A tip-off from rival Virgin Atlantic led US and UK competition authorities to investigate alleged price-fixing attempts by British Airways.
Regulators are investigating BA over pricing practices
It is suggested that last year, a BA executive told a Virgin counterpart of plans to increase BA's fuel surcharge, says BBC business editor Robert Peston.
Under competition law, tipping off a rival about a price change is illegal.
BA said its policy was to conduct its business "in full compliance with all applicable competition laws".
Virgin informed the UK's Office of Fair Trading, which is working with the US Department of Justice on the investigation.
1992's 'dirty tricks'
The transatlantic inquiry will look into whether BA had been informing other airlines of its fuel surcharge plans.
The OFT raided BA's offices on 13 June, and the US Justice Department has contacted American Airlines, which is a member of BA's One World alliance of airlines.
American Airlines said yesterday that it had "received a United States federal grand jury subpoena in connection with a government investigation into alleged price fixing in the air passenger industry".
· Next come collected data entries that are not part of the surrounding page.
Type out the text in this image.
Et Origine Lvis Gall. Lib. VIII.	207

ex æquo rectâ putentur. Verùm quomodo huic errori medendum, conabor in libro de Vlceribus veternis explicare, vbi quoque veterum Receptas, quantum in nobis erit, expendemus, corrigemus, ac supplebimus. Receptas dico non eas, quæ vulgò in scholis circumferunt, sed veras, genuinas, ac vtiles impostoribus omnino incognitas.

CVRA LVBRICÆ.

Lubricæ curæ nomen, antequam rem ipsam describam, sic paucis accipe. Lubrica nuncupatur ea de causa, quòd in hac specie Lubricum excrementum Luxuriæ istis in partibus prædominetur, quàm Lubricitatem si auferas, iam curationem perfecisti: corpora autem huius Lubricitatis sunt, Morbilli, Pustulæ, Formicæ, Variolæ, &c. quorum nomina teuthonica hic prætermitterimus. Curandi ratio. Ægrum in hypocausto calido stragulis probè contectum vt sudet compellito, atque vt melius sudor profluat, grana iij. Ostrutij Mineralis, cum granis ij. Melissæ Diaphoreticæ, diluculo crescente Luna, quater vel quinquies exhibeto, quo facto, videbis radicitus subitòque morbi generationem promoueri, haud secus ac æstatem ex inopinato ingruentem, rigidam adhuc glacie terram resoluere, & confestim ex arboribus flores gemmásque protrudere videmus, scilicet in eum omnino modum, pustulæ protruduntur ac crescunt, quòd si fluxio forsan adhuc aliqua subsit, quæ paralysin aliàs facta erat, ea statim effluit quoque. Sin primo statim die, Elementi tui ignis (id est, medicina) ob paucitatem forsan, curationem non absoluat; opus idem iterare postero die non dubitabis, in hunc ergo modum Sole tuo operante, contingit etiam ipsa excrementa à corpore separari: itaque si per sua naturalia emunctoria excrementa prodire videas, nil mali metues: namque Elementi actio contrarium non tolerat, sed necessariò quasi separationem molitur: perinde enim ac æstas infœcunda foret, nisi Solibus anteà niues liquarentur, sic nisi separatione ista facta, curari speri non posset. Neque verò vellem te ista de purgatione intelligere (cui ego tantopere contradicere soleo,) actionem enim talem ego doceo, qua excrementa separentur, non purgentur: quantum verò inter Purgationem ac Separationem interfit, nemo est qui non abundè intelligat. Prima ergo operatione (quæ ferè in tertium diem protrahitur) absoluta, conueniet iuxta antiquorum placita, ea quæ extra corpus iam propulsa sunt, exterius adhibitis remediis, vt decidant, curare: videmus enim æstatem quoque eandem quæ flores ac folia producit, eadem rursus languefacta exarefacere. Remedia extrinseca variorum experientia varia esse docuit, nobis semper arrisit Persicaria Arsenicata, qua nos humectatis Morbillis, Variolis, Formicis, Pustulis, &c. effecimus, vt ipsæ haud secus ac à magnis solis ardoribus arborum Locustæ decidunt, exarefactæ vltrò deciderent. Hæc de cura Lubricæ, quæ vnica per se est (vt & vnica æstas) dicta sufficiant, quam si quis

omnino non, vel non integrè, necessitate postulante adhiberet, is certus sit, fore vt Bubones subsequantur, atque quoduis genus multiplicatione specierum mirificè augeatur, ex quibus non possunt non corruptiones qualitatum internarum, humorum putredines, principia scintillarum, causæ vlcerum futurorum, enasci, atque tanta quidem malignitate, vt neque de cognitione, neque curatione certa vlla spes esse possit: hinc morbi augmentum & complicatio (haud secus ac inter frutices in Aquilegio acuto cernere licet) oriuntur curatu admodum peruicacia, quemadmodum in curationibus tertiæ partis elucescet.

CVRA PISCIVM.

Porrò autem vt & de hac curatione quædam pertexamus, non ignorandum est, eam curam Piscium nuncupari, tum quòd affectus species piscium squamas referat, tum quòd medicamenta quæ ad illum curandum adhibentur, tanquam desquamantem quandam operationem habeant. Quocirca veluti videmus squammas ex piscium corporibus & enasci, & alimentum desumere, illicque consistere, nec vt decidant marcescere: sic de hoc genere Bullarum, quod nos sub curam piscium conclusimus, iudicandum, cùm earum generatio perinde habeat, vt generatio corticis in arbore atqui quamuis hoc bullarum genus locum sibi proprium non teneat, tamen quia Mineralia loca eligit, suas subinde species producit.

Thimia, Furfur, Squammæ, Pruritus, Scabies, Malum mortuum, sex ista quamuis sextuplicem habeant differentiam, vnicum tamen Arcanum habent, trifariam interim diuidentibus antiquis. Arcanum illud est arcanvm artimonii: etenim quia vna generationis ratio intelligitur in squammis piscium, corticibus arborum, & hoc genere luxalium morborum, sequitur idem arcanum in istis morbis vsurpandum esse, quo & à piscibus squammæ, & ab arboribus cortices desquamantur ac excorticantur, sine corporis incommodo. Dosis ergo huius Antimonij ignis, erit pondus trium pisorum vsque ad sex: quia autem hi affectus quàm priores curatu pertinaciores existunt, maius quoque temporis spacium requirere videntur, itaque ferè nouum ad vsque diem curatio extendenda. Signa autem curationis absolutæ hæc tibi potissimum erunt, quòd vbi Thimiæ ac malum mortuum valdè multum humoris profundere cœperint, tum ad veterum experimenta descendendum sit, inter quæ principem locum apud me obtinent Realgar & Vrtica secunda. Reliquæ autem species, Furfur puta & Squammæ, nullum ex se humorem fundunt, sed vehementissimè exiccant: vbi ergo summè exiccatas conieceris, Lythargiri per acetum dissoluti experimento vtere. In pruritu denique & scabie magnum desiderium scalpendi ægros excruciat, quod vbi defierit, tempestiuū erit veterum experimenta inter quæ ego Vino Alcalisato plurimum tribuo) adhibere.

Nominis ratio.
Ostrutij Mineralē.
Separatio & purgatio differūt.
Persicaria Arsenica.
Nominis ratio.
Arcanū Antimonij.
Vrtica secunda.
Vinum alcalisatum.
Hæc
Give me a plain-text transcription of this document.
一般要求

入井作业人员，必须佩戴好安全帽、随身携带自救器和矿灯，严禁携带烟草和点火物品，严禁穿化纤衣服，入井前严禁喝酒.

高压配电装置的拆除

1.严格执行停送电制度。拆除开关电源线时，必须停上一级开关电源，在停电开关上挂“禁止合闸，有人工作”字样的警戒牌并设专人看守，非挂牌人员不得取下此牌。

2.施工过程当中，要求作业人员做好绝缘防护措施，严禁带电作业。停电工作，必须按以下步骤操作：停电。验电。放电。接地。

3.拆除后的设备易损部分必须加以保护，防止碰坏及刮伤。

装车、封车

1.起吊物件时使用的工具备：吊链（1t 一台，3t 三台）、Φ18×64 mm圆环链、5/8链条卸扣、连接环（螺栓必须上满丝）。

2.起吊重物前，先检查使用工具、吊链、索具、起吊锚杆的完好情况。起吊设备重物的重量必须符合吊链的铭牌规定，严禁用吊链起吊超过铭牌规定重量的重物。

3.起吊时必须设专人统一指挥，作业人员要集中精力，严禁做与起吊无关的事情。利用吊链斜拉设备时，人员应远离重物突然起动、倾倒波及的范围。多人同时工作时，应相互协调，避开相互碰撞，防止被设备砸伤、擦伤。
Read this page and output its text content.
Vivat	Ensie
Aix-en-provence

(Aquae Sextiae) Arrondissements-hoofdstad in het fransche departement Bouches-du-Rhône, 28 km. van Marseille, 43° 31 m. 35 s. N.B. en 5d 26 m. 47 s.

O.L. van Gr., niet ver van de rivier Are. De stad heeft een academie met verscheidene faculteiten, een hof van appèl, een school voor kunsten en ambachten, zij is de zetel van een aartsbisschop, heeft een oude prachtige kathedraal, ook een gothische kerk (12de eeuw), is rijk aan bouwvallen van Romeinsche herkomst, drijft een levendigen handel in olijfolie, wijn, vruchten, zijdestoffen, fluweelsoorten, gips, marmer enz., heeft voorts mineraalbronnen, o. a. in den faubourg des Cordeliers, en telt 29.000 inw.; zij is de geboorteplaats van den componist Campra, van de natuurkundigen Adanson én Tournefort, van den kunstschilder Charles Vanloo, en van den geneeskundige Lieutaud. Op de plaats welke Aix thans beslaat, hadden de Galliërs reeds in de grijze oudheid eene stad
It pointed out that it was not a target of the investigation.
BA has told two senior executives to remain at home during the inquiry.
They are Martin George, BA's commercial director and number two to chief executive Willie Walsh, and Iain Burns, the director of communications.
Our business editor says the disclosure that Virgin Atlantic is the whistleblower will revive memories of the "dirty tricks" libel case brought by its founder Richard Branson against BA in 1992.
Mr Branson won the case and substantial damages.
Despite the concerns surrounding the allegations, the OFT said that it was too early to assume that any competition laws had been broken.